Tuesday, December 22, 2009

TEMPTING FATE

escape route


Went out and tempted fate. Took a chance on a heart attack. There is something about snow shoveling that gets one in a hurry about the time you start seeing how many scoops of the shovel it will take to get it all. That's when one starts piling the scoop up higher and higher, making a great deal of strain. Anyway, that was the hypothesis I went by. I never put a heavy load on the shovel. About half a shovel at a time. Or rather, half of what I'd have done 10 years ago. It was a little frustrating, but at the same time I hadn't oughta been doing this anyway. I went after it in a relaxed way, making the least effort. Shoveled snow until I gave out. Then I stopped. The whole clearing job took 3 goes at it. I was about to leave the shoveling to the next day before I went out the door for the 3rd attempt.



It was easy. I carried little weight per shovel full and stopped to rest when I found myself starting to huff and puff. I believed I'd get through it, but took it easy to minimize risk. I was looking at it as exercise. A senior exercise, where you don't expend a lot of effort. It's more about leisurely exercise to keep joints flexible. It felt a bit strange out there shoveling reminding myself I'm tempting fate. I knew that the whole time. I didn't believe there'd be a problem if I rested as I needed rest without overdoing in between. You might say I more or less did it consciously, aware of the consequences, but believing I knew how to do it. That last part, believing I knew how, is the punchline. Of course, I didn't have any idea if my hunch had any validity. Probably, I'm just lucky, or unlucky, however I look at it. I trusted the hunch enough to test it. It could have turned out like the footstep that didn't hold.



I caught myself a few times attempting to hurry things up, there was a lot of snow to shovel. That was automatic behavior. I countered that with indifference to how many days it took. Sun was out today, temp up to 40, some snow melting, I thought I'd better get the snow the DOT truck threw up in front of the car, more than doubling the depth of the snow, before it froze in the night again and became chunks of ice. I went after the surface layer first. The layer under that was soft, easy snow to shovel. The surface broke up into smaller chunks for the shovel.



I went out 3 times today, worked a short time with minimum effort each time. Hoping tomorrow's sun, forecast just like today, will melt what I've left in the tracks for the tires to come out of it's snow cave on. I wanted to get the windshield cleared today, anticipating the part against the glass will melt slightly when the sun raised the temperature inside the car above freezing. Then it would freeze in the night. If I have to go somewhere tomorrow, the glass won't have ice to scrape. I can get in and drive away. Even dug out a place so the door can open. That will be my parking lot until all is melted.



The foot of snow on the roof will blow off first time I drive. If it's not gone by the time I reach Thompson Flat, it will fly off there in hundreds of small chunks and a big spray of crystalline snow such that if anyone is behind me when it happens, they might have to turn on the wipers. It would be the same as driving through a small cloud of flying snow. I feel good about getting that snow shoveled. I didn't wear myself out, got a little exercise, never exhausted or close to it.



I still laugh at myself for such foolhardy behavior. Ronald Davis drove up and stopped as I tossed the last shovel of snow. He asked what I was doing. I said I was tempting a heart attack. It was really foolish of me to do such a thing, but I can't say I didn't know what I was doing.
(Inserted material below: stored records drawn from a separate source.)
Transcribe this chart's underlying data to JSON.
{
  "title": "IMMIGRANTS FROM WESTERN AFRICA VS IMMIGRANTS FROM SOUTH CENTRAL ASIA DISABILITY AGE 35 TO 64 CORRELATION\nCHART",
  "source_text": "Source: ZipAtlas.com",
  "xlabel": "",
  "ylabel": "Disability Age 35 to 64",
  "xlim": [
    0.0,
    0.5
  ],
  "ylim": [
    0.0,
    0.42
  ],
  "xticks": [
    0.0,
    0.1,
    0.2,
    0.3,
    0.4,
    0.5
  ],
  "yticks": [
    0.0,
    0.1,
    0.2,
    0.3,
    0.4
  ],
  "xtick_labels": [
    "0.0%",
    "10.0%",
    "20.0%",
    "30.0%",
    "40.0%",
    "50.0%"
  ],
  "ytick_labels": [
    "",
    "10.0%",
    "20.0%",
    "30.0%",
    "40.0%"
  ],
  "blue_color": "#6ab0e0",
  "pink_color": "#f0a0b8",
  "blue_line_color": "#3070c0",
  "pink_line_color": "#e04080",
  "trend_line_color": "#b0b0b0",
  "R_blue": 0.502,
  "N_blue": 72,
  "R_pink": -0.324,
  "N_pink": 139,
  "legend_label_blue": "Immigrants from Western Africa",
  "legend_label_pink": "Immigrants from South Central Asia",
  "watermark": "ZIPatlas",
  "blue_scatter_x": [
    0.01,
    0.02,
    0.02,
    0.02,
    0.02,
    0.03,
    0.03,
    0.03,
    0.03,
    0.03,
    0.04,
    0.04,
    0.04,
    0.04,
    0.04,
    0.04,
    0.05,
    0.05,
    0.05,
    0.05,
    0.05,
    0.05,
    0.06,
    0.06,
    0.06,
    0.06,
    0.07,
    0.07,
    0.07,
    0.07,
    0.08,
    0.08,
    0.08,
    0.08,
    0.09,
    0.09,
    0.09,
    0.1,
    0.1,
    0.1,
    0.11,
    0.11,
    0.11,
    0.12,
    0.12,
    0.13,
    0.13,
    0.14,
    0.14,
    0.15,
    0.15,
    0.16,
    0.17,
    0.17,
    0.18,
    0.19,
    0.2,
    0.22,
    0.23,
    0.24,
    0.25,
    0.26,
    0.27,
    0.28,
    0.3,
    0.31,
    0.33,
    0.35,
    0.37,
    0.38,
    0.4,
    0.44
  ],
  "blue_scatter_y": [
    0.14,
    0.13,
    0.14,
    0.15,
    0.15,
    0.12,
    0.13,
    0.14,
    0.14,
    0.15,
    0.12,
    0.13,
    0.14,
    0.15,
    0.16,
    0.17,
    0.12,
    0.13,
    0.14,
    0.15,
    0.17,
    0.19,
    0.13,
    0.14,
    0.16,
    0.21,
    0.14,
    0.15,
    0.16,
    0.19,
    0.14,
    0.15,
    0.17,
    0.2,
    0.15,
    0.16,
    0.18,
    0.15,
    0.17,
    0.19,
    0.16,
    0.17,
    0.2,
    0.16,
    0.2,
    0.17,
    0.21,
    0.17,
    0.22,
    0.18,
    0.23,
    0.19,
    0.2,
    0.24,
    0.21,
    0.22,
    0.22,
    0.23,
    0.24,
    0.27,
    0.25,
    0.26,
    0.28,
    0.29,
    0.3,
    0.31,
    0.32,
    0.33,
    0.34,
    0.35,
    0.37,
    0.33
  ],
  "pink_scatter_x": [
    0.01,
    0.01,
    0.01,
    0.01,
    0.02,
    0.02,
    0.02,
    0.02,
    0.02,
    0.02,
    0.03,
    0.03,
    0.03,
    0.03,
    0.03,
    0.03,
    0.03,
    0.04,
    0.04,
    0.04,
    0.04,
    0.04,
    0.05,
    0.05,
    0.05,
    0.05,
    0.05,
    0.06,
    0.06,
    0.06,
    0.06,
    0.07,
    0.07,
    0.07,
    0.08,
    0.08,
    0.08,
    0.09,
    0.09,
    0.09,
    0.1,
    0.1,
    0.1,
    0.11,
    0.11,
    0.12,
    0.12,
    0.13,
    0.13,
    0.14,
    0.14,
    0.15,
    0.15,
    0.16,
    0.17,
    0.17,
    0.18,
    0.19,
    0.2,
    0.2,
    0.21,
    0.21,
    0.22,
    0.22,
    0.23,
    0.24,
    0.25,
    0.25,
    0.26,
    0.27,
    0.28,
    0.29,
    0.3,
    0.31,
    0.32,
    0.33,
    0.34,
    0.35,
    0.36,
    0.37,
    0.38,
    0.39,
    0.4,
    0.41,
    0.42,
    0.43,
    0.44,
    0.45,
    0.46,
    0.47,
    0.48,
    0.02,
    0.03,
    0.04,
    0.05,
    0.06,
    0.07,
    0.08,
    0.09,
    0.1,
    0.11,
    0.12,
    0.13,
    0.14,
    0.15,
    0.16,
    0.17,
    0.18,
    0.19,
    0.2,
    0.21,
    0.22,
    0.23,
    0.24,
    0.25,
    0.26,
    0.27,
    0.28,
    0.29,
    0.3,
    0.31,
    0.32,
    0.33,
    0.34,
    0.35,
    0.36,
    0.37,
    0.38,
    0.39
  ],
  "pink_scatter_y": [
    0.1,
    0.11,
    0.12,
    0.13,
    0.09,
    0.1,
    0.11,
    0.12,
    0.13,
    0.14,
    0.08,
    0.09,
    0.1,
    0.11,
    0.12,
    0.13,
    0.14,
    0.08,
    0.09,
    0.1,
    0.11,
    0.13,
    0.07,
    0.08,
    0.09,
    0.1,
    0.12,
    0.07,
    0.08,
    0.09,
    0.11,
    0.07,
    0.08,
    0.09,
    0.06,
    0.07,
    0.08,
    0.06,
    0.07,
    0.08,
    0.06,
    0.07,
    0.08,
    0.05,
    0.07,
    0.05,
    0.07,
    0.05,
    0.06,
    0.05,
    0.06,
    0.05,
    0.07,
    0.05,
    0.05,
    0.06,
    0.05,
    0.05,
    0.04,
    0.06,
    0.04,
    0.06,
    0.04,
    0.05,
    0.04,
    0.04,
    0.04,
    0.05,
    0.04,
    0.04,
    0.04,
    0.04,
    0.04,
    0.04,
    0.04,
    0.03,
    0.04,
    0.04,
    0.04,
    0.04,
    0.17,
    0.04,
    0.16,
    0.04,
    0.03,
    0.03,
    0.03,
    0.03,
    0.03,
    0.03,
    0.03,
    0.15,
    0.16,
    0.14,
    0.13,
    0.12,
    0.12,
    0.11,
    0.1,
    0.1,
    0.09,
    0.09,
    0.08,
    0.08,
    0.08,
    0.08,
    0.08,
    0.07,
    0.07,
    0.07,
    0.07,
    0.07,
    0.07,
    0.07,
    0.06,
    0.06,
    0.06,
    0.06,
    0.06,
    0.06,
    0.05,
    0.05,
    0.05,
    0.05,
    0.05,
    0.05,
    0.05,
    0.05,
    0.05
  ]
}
Every swipe of the shovel I reminded myself this is ignorant behavior. Like it's not going to happen to me. Like my truck burning up wasn't going to happen. I was remembering Jean's outrage when she learned she had irreversible cancer. She'd finally come into who she was, and looked forward to some years of living her own life as herself. It wasn't fear of death in her. She felt it wasn't right to be taken away before she had a chance to live what she'd learned. She made peace with everybody in her life and went out radiant.



I have never thought of Jean as dead, even though I saw her in the coffin. When I think of her, I see radiant light. I also feel like she's always nearby. When I think of Jr, I still don't see him dead. It's like he's at home at his place and I'm at home in mine. I can't drive down there to see him, like I have friends who live so far away I can't see them for years, but I still know they're where they are. I didn't feel a finality when Jr's soul left the body. He's where he is, out of sight of where I am, but it's no different from that. He continues to live, but not in that old skin-draped skeleton. It's like he moved to Maryland. Out there shoveling, I was questioning if I might be wanting to go Over Yonder to be with Jean and Jr.



I thought that's not such a bad idea. It's a win-win situation. I like it here well enough that I take several pills a day to keep the heart pumping and have a device inserted to keep it in rhythm. Though tempting death is kind of dramatic, what I was really tempting, I thought, was an electric shock to put me on my ass. That didn't happen either. I went into it with confidence I could shovel snow in a relaxed way and rest every time I felt like it for as long as I wanted, and not get in a hurry. I was going to say it taught me I'm not as fragile as I've come to believe. But, the only thing it taught me was today is not my time to go.